University of Delaware/Delaware Sea Grant


New research says sea level rise could cause more minor, so-called "nuisance flooding" days in coastal communities like Delaware's.

A study recently published in the journal Geophysical Research Letters projected looked at that potential increase from now until 2050.

Co-author Amir AghaKouchak of UC-Irvine says depending on location, the amount nuisance flooding will vary, from as low as 10 percent to as high as 270 percent.


“But on average, about 80 percent change in [the rate of] sea level rise will result an average 55 percent increase in nuisance flooding events," said AghaKouchak.

In September, the National Oceanic and Atmospheric Administration singled out the city of Lewes in a report on nuisance flooding. They said some mid-Atlantic towns could see a record number of flood days due to sea level rise and El Nino weather patterns, with 41 days possible in Lewes.

“That is quite a lot of days during the year where you’ll see nuisance flooding, where you’ll see a lot of water standing on roads," said Susan Love, head of DNREC's Climate and Sustainability Section.

Love says that even though nuisance flooding events are mostly just annoying occurrences, the projected increases definitely warrant concern.

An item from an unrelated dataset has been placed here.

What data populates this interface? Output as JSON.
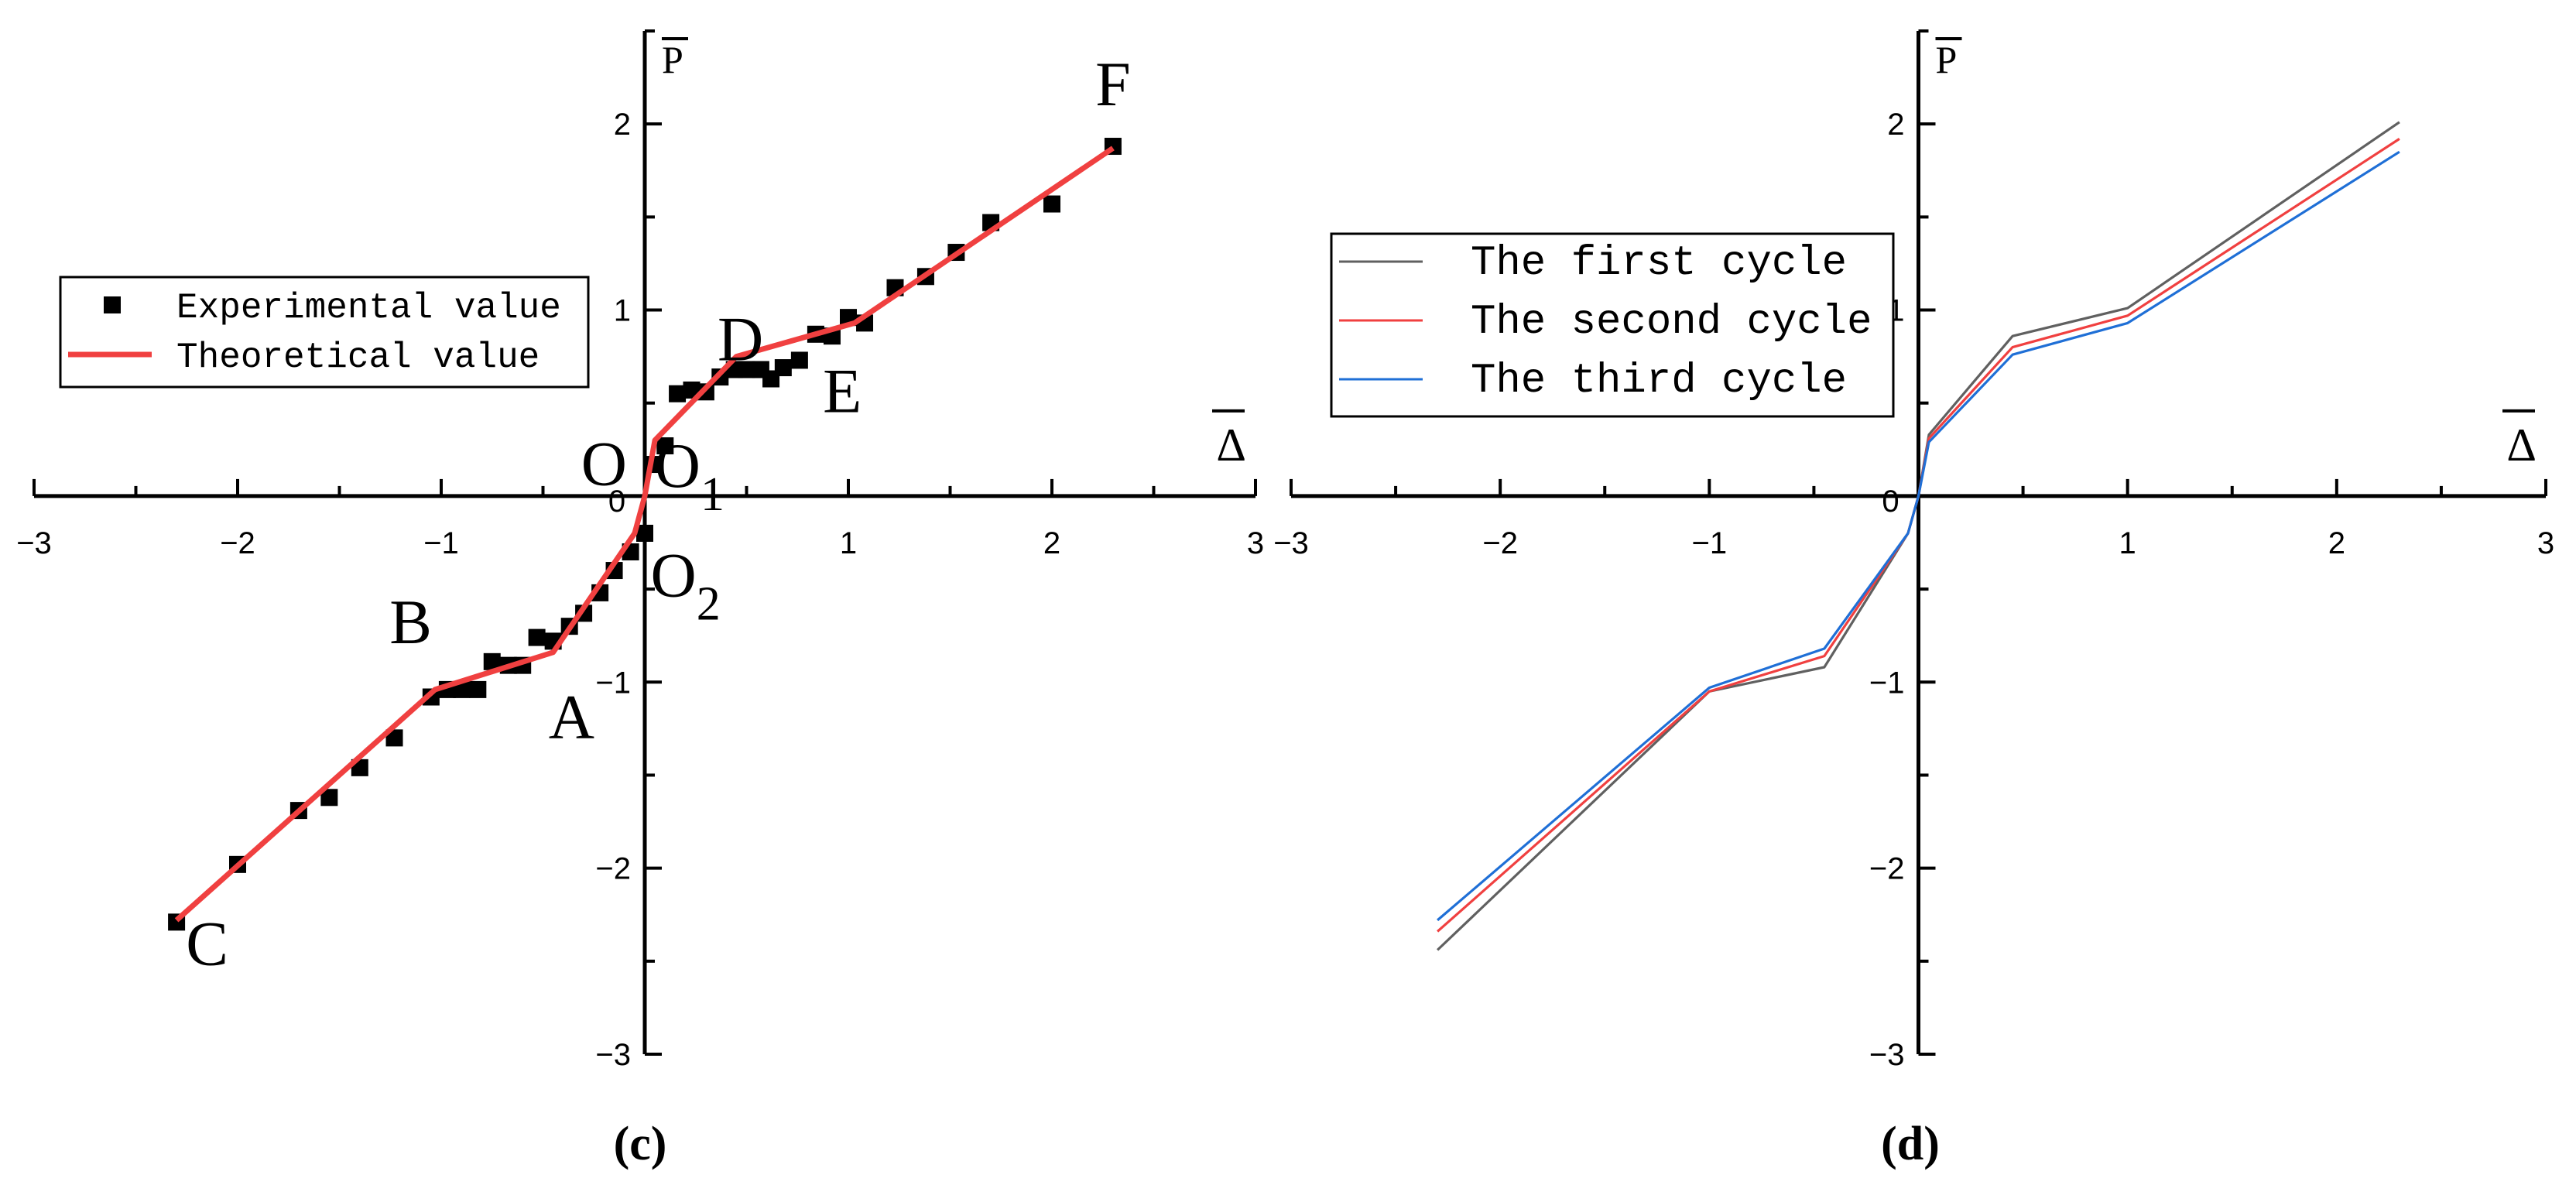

And records taken from a tide gauge in Lewes show an escalation in nuisance flooding days, too. In the last 50 years, the town has seen a more than 300 percent increase in average nuisance flood days a year, from about 5 days up to more than 22.


The exact projections for the future are subject to change, as scientists like Amir AghaKouchak continue to analyze climate and emissions data. His research does suggest, though, that coastal towns like Lewes should be prepared for more water on the ground in the coming years.